Thursday, June 17, 2010

Workplace Eustress Mangagement

Is it possible to manage work place stress? Yes. And practice is necessary. And what could a counselor teach about workplace stress anyway?

Based on my experience with my anger management and domestic violence folks, everyone can give lip service to the idea that stress is experienced internally, but within seconds of saying that I need to change my thoughts to change my feelings, etc, almost all of my clients begin to tell me all over again about the external world, as if once that is in order, then there will be no more stress. Incidentally, that is a very important aspect of power and control belief systems, that controlling the external world.

In order to interrupt the thinking pattern which involves controlling the uncontrollable, I will ask my clients where they see me.

Most of them are quite surprised, and will answer that they see me across the room, somewhere outside of themselves.

I tell them matter of factly that they are wrong. And they are, they see me only in the visual cortex of their brain, inside their head.

While it looks like I am outside you, the experience of vision happens only in the brain, inside you, and the processing of photons is actually separate from the interpretation placed on the experience by your brain, but that interpretation is yours and yours alone, and if that interpretation changes the inside of your body in a way that brings adrenalin and cortisol, it is your words-in-your-brain interpretation that does that, not the external world.

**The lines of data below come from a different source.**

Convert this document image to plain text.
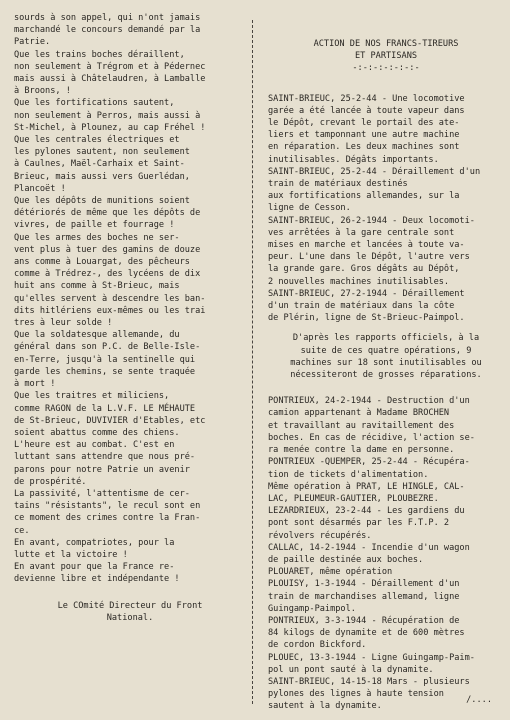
sourds à son appel, qui n'ont jamais
marchandé le concours demandé par la
Patrie.

Que les trains boches déraillent,
non seulement à Trégrom et à Pédernec
mais aussi à Châtelaudren, à Lamballe
à Broons, !

Que les fortifications sautent,
non seulement à Perros, mais aussi à
St-Michel, à Plounez, au cap Fréhel !

Que les centrales électriques et
les pylones sautent, non seulement
à Caulnes, Maël-Carhaix et Saint-
Brieuc, mais aussi vers Guerlédan,
Plancoët !

Que les dépôts de munitions soient
détériorés de même que les dépôts de
vivres, de paille et fourrage !

Que les armes des boches ne ser-
vent plus à tuer des gamins de douze
ans comme à Louargat, des pêcheurs
comme à Trédrez-, des lycéens de dix
huit ans comme à St-Brieuc, mais
qu'elles servent à descendre les ban-
dits hitlériens eux-mêmes ou les trai
tres à leur solde !

Que la soldatesque allemande, du
général dans son P.C. de Belle-Isle-
en-Terre, jusqu'à la sentinelle qui
garde les chemins, se sente traquée
à mort !

Que les traitres et miliciens,
comme RAGON de la L.V.F. LE MÉHAUTE
de St-Brieuc, DUVIVIER d'Etables, etc
soient abattus comme des chiens.

L'heure est au combat. C'est en
luttant sans attendre que nous pré-
parons pour notre Patrie un avenir
de prospérité.

La passivité, l'attentisme de cer-
tains "résistants", le recul sont en
ce moment des crimes contre la Fran-
ce.

En avant, compatriotes, pour la
lutte et la victoire !

En avant pour que la France re-
devienne libre et indépendante !

Le COmité Directeur du Front
National.

ACTION DE NOS FRANCS-TIREURS

ET PARTISANS

-:-:-:-:-:-:-

SAINT-BRIEUC, 25-2-44 - Une locomotive
garée a été lancée à toute vapeur dans
le Dépôt, crevant le portail des ate-
liers et tamponnant une autre machine
en réparation. Les deux machines sont
inutilisables. Dégâts importants.

SAINT-BRIEUC, 25-2-44 - Déraillement d'un
train de matériaux destinés
aux fortifications allemandes, sur la
ligne de Cesson.

SAINT-BRIEUC, 26-2-1944 - Deux locomoti-
ves arrêtées à la gare centrale sont
mises en marche et lancées à toute va-
peur. L'une dans le Dépôt, l'autre vers
la grande gare. Gros dégâts au Dépôt,
2 nouvelles machines inutilisables.

SAINT-BRIEUC, 27-2-1944 - Déraillement
d'un train de matériaux dans la côte
de Plérin, ligne de St-Brieuc-Paimpol.

D'après les rapports officiels, à la
suite de ces quatre opérations, 9
machines sur 18 sont inutilisables ou
nécessiteront de grosses réparations.

PONTRIEUX, 24-2-1944 - Destruction d'un
camion appartenant à Madame BROCHEN
et travaillant au ravitaillement des
boches. En cas de récidive, l'action se-
ra menée contre la dame en personne.

PONTRIEUX -QUEMPER, 25-2-44 - Récupéra-
tion de tickets d'alimentation.
Même opération à PRAT, LE HINGLE, CAL-
LAC, PLEUMEUR-GAUTIER, PLOUBEZRE.

LEZARDRIEUX, 23-2-44 - Les gardiens du
pont sont désarmés par les F.T.P. 2
révolvers récupérés.

CALLAC, 14-2-1944 - Incendie d'un wagon
de paille destinée aux boches.

PLOUARET, même opération

PLOUISY, 1-3-1944 - Déraillement d'un
train de marchandises allemand, ligne
Guingamp-Paimpol.

PONTRIEUX, 3-3-1944 - Récupération de
84 kilogs de dynamite et de 600 mètres
de cordon Bickford.

PLOUEC, 13-3-1944 - Ligne Guingamp-Paim-
pol un pont sauté à la dynamite.

SAINT-BRIEUC, 14-15-18 Mars - plusieurs
pylones des lignes à haute tension
sautent à la dynamite.

/....
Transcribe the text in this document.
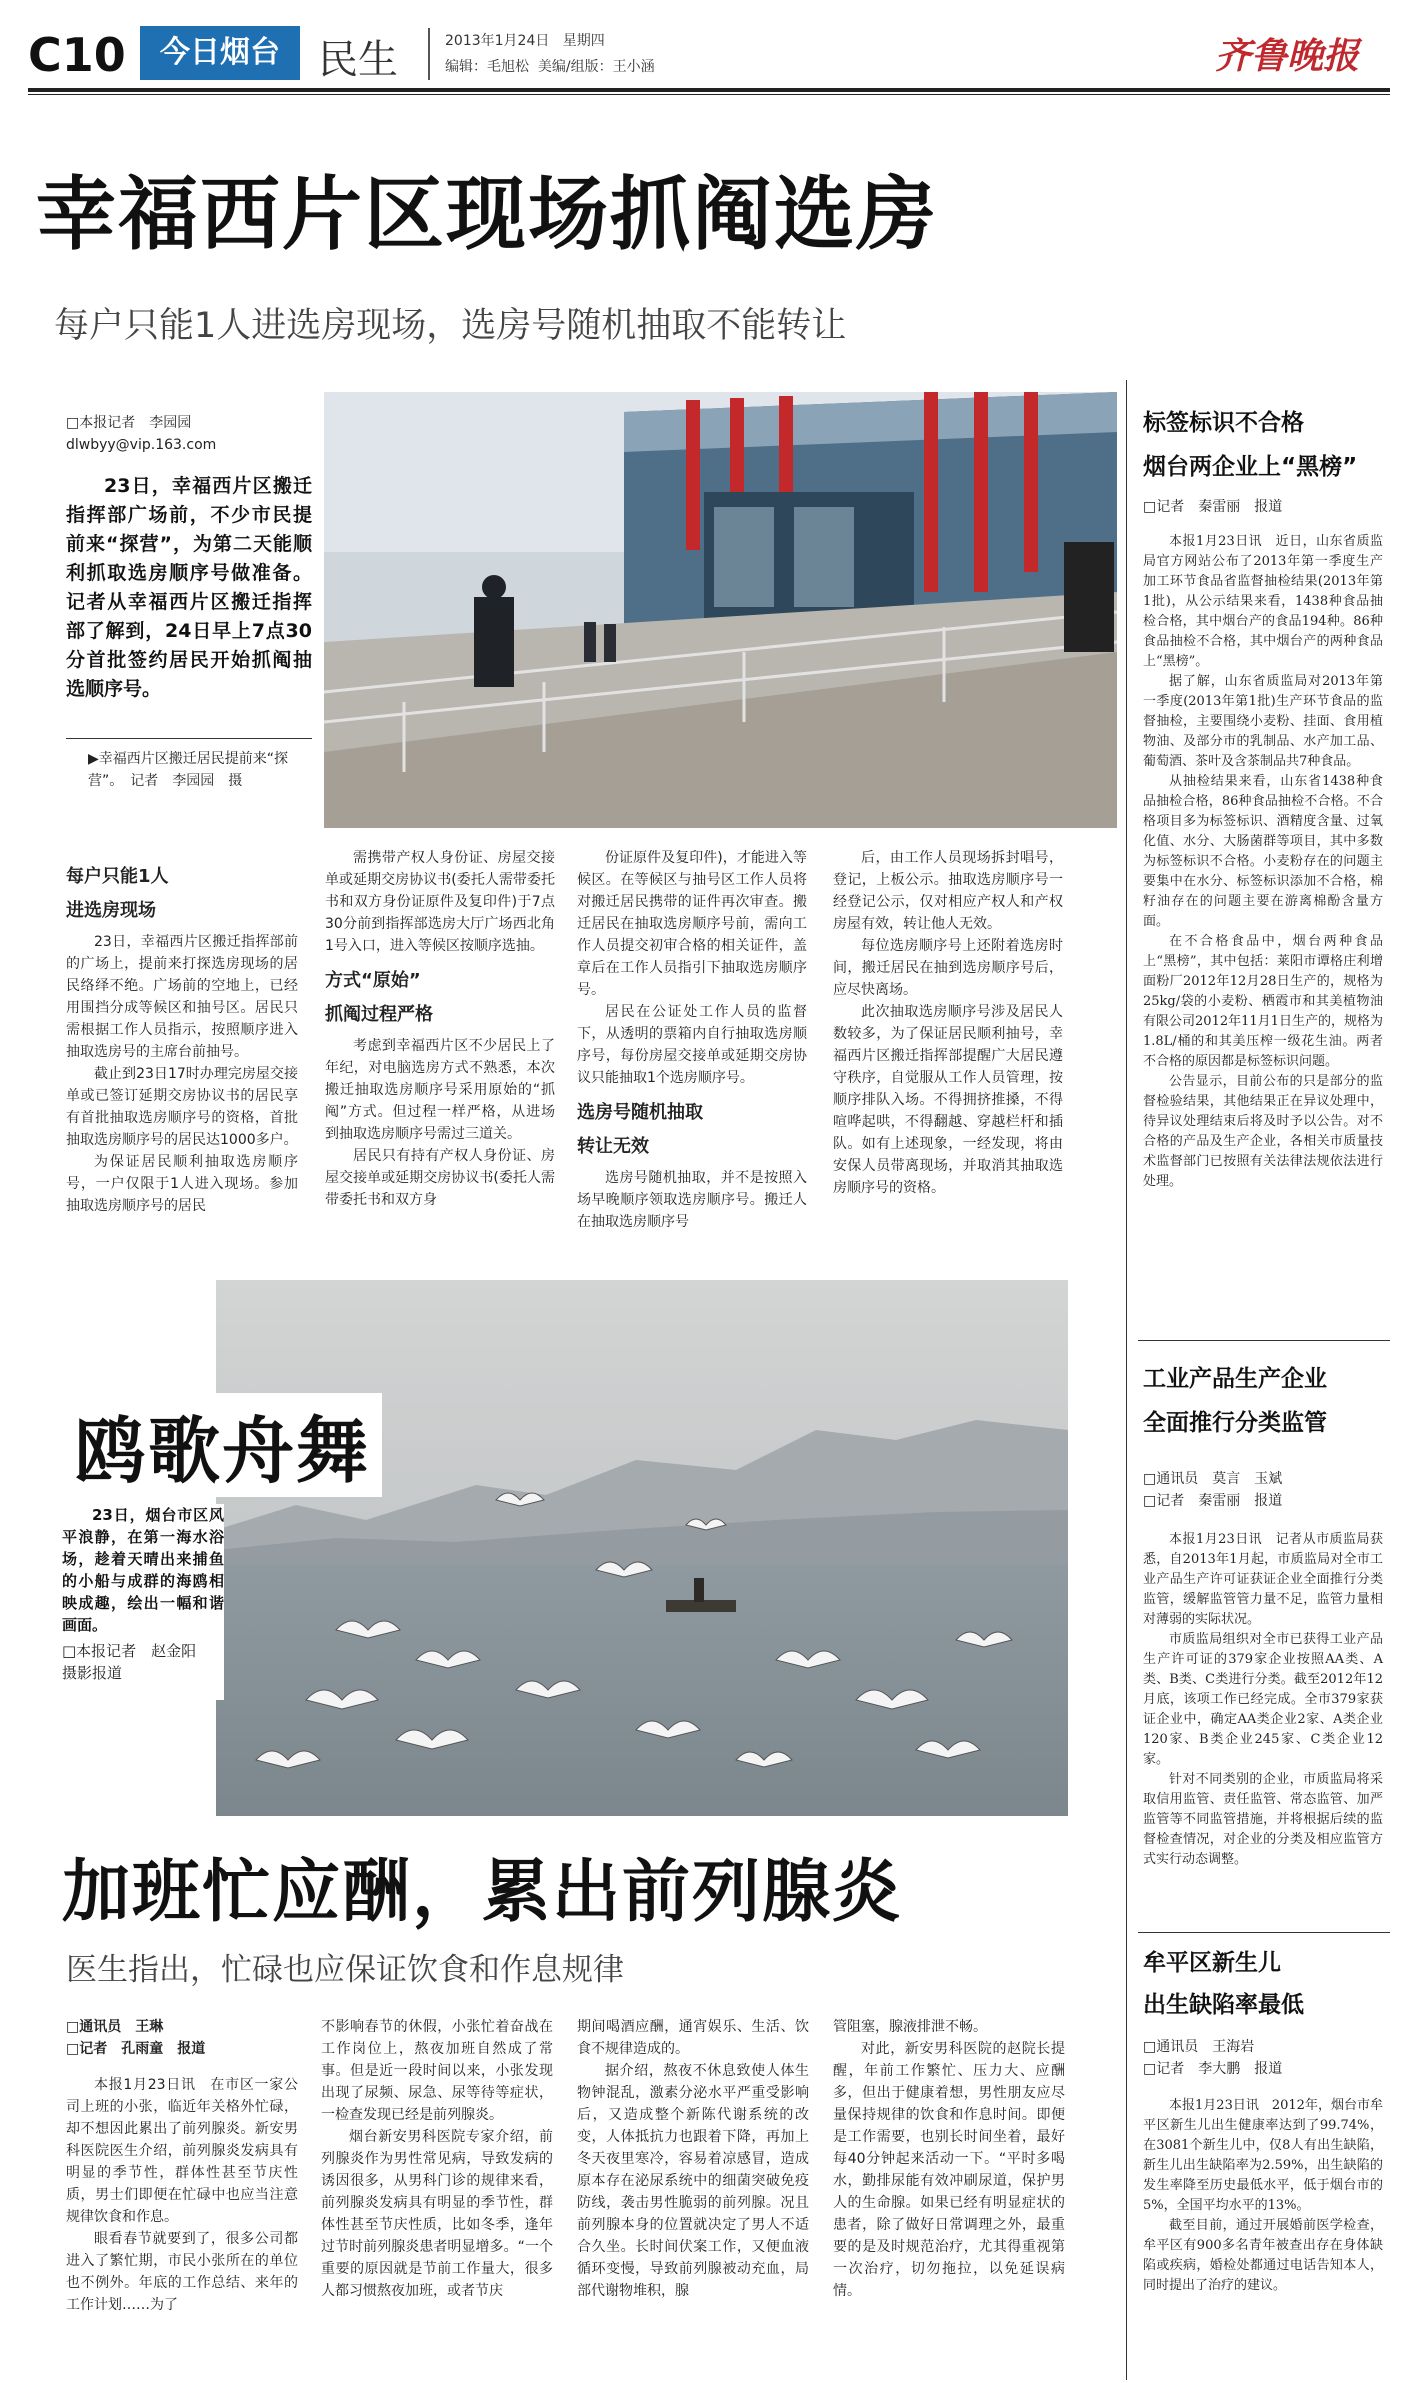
C10	今日烟台 民生	2013年1月24日 星期四
编辑：毛旭松 美编/组版：王小涵	齐鲁晚报
幸福西片区现场抓阄选房
每户只能1人进选房现场，选房号随机抽取不能转让
□本报记者　李园园
dlwbyy@vip.163.com
23日，幸福西片区搬迁指挥部广场前，不少市民提前来“探营”，为第二天能顺利抓取选房顺序号做准备。记者从幸福西片区搬迁指挥部了解到，24日早上7点30分首批签约居民开始抓阄抽选顺序号。
▶幸福西片区搬迁居民提前来“探营”。　记者　李园园　摄
每户只能1人
进选房现场

23日，幸福西片区搬迁指挥部前的广场上，提前来打探选房现场的居民络绎不绝。广场前的空地上，已经用围挡分成等候区和抽号区。居民只需根据工作人员指示，按照顺序进入抽取选房号的主席台前抽号。

截止到23日17时办理完房屋交接单或已签订延期交房协议书的居民享有首批抽取选房顺序号的资格，首批抽取选房顺序号的居民达1000多户。

为保证居民顺利抽取选房顺序号，一户仅限于1人进入现场。参加抽取选房顺序号的居民

需携带产权人身份证、房屋交接单或延期交房协议书(委托人需带委托书和双方身份证原件及复印件)于7点30分前到指挥部选房大厅广场西北角1号入口，进入等候区按顺序选抽。

方式“原始”
抓阄过程严格

考虑到幸福西片区不少居民上了年纪，对电脑选房方式不熟悉，本次搬迁抽取选房顺序号采用原始的“抓阄”方式。但过程一样严格，从进场到抽取选房顺序号需过三道关。

居民只有持有产权人身份证、房屋交接单或延期交房协议书(委托人需带委托书和双方身

份证原件及复印件)，才能进入等候区。在等候区与抽号区工作人员将对搬迁居民携带的证件再次审查。搬迁居民在抽取选房顺序号前，需向工作人员提交初审合格的相关证件，盖章后在工作人员指引下抽取选房顺序号。

居民在公证处工作人员的监督下，从透明的票箱内自行抽取选房顺序号，每份房屋交接单或延期交房协议只能抽取1个选房顺序号。

选房号随机抽取
转让无效

选房号随机抽取，并不是按照入场早晚顺序领取选房顺序号。搬迁人在抽取选房顺序号

后，由工作人员现场拆封唱号，登记，上板公示。抽取选房顺序号一经登记公示，仅对相应产权人和产权房屋有效，转让他人无效。

每位选房顺序号上还附着选房时间，搬迁居民在抽到选房顺序号后，应尽快离场。

此次抽取选房顺序号涉及居民人数较多，为了保证居民顺利抽号，幸福西片区搬迁指挥部提醒广大居民遵守秩序，自觉服从工作人员管理，按顺序排队入场。不得拥挤推搡，不得喧哗起哄，不得翻越、穿越栏杆和插队。如有上述现象，一经发现，将由安保人员带离现场，并取消其抽取选房顺序号的资格。

鸥歌舟舞
23日，烟台市区风平浪静，在第一海水浴场，趁着天晴出来捕鱼的小船与成群的海鸥相映成趣，绘出一幅和谐画面。
□本报记者　赵金阳　摄影报道
加班忙应酬，累出前列腺炎
医生指出，忙碌也应保证饮食和作息规律
□通讯员　王琳
□记者　孔雨童　报道

本报1月23日讯　在市区一家公司上班的小张，临近年关格外忙碌，却不想因此累出了前列腺炎。新安男科医院医生介绍，前列腺炎发病具有明显的季节性，群体性甚至节庆性质，男士们即便在忙碌中也应当注意规律饮食和作息。

眼看春节就要到了，很多公司都进入了繁忙期，市民小张所在的单位也不例外。年底的工作总结、来年的工作计划……为了

不影响春节的休假，小张忙着奋战在工作岗位上，熬夜加班自然成了常事。但是近一段时间以来，小张发现出现了尿频、尿急、尿等待等症状，一检查发现已经是前列腺炎。

烟台新安男科医院专家介绍，前列腺炎作为男性常见病，导致发病的诱因很多，从男科门诊的规律来看，前列腺炎发病具有明显的季节性，群体性甚至节庆性质，比如冬季，逢年过节时前列腺炎患者明显增多。“一个重要的原因就是节前工作量大，很多人都习惯熬夜加班，或者节庆

期间喝酒应酬，通宵娱乐、生活、饮食不规律造成的。

据介绍，熬夜不休息致使人体生物钟混乱，激素分泌水平严重受影响后，又造成整个新陈代谢系统的改变，人体抵抗力也跟着下降，再加上冬天夜里寒冷，容易着凉感冒，造成原本存在泌尿系统中的细菌突破免疫防线，袭击男性脆弱的前列腺。况且前列腺本身的位置就决定了男人不适合久坐。长时间伏案工作，又便血液循环变慢，导致前列腺被动充血，局部代谢物堆积，腺

管阻塞，腺液排泄不畅。

对此，新安男科医院的赵院长提醒，年前工作繁忙、压力大、应酬多，但出于健康着想，男性朋友应尽量保持规律的饮食和作息时间。即便是工作需要，也别长时间坐着，最好每40分钟起来活动一下。“平时多喝水，勤排尿能有效冲刷尿道，保护男人的生命腺。如果已经有明显症状的患者，除了做好日常调理之外，最重要的是及时规范治疗，尤其得重视第一次治疗，切勿拖拉，以免延误病情。

标签标识不合格
烟台两企业上“黑榜”
□记者　秦雷丽　报道

本报1月23日讯　近日，山东省质监局官方网站公布了2013年第一季度生产加工环节食品省监督抽检结果(2013年第1批)，从公示结果来看，1438种食品抽检合格，其中烟台产的食品194种。86种食品抽检不合格，其中烟台产的两种食品上“黑榜”。

据了解，山东省质监局对2013年第一季度(2013年第1批)生产环节食品的监督抽检，主要围绕小麦粉、挂面、食用植物油、及部分市的乳制品、水产加工品、葡萄酒、茶叶及含茶制品共7种食品。

从抽检结果来看，山东省1438种食品抽检合格，86种食品抽检不合格。不合格项目多为标签标识、酒精度含量、过氧化值、水分、大肠菌群等项目，其中多数为标签标识不合格。小麦粉存在的问题主要集中在水分、标签标识添加不合格，棉籽油存在的问题主要在游离棉酚含量方面。

在不合格食品中，烟台两种食品上“黑榜”，其中包括：莱阳市谭格庄利增面粉厂2012年12月28日生产的，规格为25kg/袋的小麦粉、栖霞市和其美植物油有限公司2012年11月1日生产的，规格为1.8L/桶的和其美压榨一级花生油。两者不合格的原因都是标签标识问题。

公告显示，目前公布的只是部分的监督检验结果，其他结果正在异议处理中，待异议处理结束后将及时予以公告。对不合格的产品及生产企业，各相关市质量技术监督部门已按照有关法律法规依法进行处理。

工业产品生产企业
全面推行分类监管
□通讯员　莫言　玉斌
□记者　秦雷丽　报道

本报1月23日讯　记者从市质监局获悉，自2013年1月起，市质监局对全市工业产品生产许可证获证企业全面推行分类监管，缓解监管管力量不足，监管力量相对薄弱的实际状况。

市质监局组织对全市已获得工业产品生产许可证的379家企业按照AA类、A类、B类、C类进行分类。截至2012年12月底，该项工作已经完成。全市379家获证企业中，确定AA类企业2家、A类企业120家、B类企业245家、C类企业12家。

针对不同类别的企业，市质监局将采取信用监管、责任监管、常态监管、加严监管等不同监管措施，并将根据后续的监督检查情况，对企业的分类及相应监管方式实行动态调整。

牟平区新生儿
出生缺陷率最低
□通讯员　王海岩
□记者　李大鹏　报道

本报1月23日讯　2012年，烟台市牟平区新生儿出生健康率达到了99.74%，在3081个新生儿中，仅8人有出生缺陷，新生儿出生缺陷率为2.59%，出生缺陷的发生率降至历史最低水平，低于烟台市的5%，全国平均水平的13%。

截至目前，通过开展婚前医学检查，牟平区有900多名青年被查出存在身体缺陷或疾病，婚检处都通过电话告知本人，同时提出了治疗的建议。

I then ask my clients where they hear me, and repeat the same sequence of questions.

The same for the senses of smell, and its relationship to the limbic brain, taste, and pressure and the sensory motor cortex.

We end up with a everyone acknowledging that their entire sensory experience and reality is created in their brain, and the human next to them may have an entirely different reality.

That usually stops the story telling and external focus for awhile, and I have actually laid down the groundwork for future reminders that about trying to control the external which is impossible.

So now folks have an object lesson about where stress exists, which is inside, and what causes the stress chemistry, which is their thoughts about the sensory experience.

Now we can begin to teach some tools about changing thoughts or breathing or both to change feelings, and then the next thing that we usually run into is the short lived length of stress management tools.

Those comments run along the lines of, 'Well, I did that deep breathing stuff, and it worked while I was doing it but it went away as soon as the phone rang....' as if to say that stress management should produce a high because adrenalin and cortisol can produce a high.

There are number of approaches that I use at this moment to teach about stress management as a heart beat by heart beat process or a thought by thought process.

I like to indicate to my clients, using some data from the book FLOW by Mihalyi Csikszentmihalyi,Ph.D. that the sensory nervous system processes data in packages of seven bits and that the shortest time between packages is 1/18th second, which is about twice as fast as you can blink your eyes, so this workplace stress management is going to need to become as habitual as the stress producing thinking, then choices can be made. (Stress vs. unstress, if you will).

And then I use a metaphor of driving. If I can learn to pay attention to the inside of my body like I pay attention to changing road conditions and variables literally turn of the wheel by turn of the wheel, and make many small changes to the position and speed of the vehicle, I will get to my destination safely.

By extension, workplace stress management becomes a process of attending to my thinking and breathing and making small frequent adjustments to keep the stress chemistry in a place of eustress rather than distress.

If fact there is some excellent evidence from EEG research done by Barry Sterman, Ph.D., with Top Gun pilots that effective relaxation can be done by switching brain wave patterns from beta to alpha, work to rest, and back in cycles per second, so folks get it that stress management does not mean that they are going to achieve nirvana and never have adrenalin or cortisol again.

Now my clients need a tool that will help them get my metaphor physically and here is where I introduce a heart rate variability biofeedback program, which is a computerized program that gives clients an almost real time (very close) picture of how their thinking and breathing impact their body.

Most of my clients are pretty amazed at the changes the computer shows them about their heart rate variability coherence, which is impacted by thoughts, while the client is sitting quietly, looking at a computer screen, and that change happens heart beat by heart beat.

I have yet to have a session in over ten years of use that did not provide information to my client about the validity of changing focus from external to internal for workplace stress management.

There is lots of very interesting science that the heart rate variability biofeedback folks have made available to buttress their product, and I will weave that into my teaching, but what really gets the attention of folks actively engaged in work/career is the impact that relaxation has on the growth of new neurons, and the opening of higher perceptual centers when relaxed for better decision making.

We did not know that we grow new neurons daily, which makes the brain bigger, which is better, in my my mind, until 10-15 years ago, and the research is saying that we can minimize that newly discovered capacity of the human brain by exposing those new neurons to excess adrenalin and cortisol.

The key to workplace stress management then is attention and choice heart beat by heart beat. After all, if your heart stops, do you have to worry about stress management?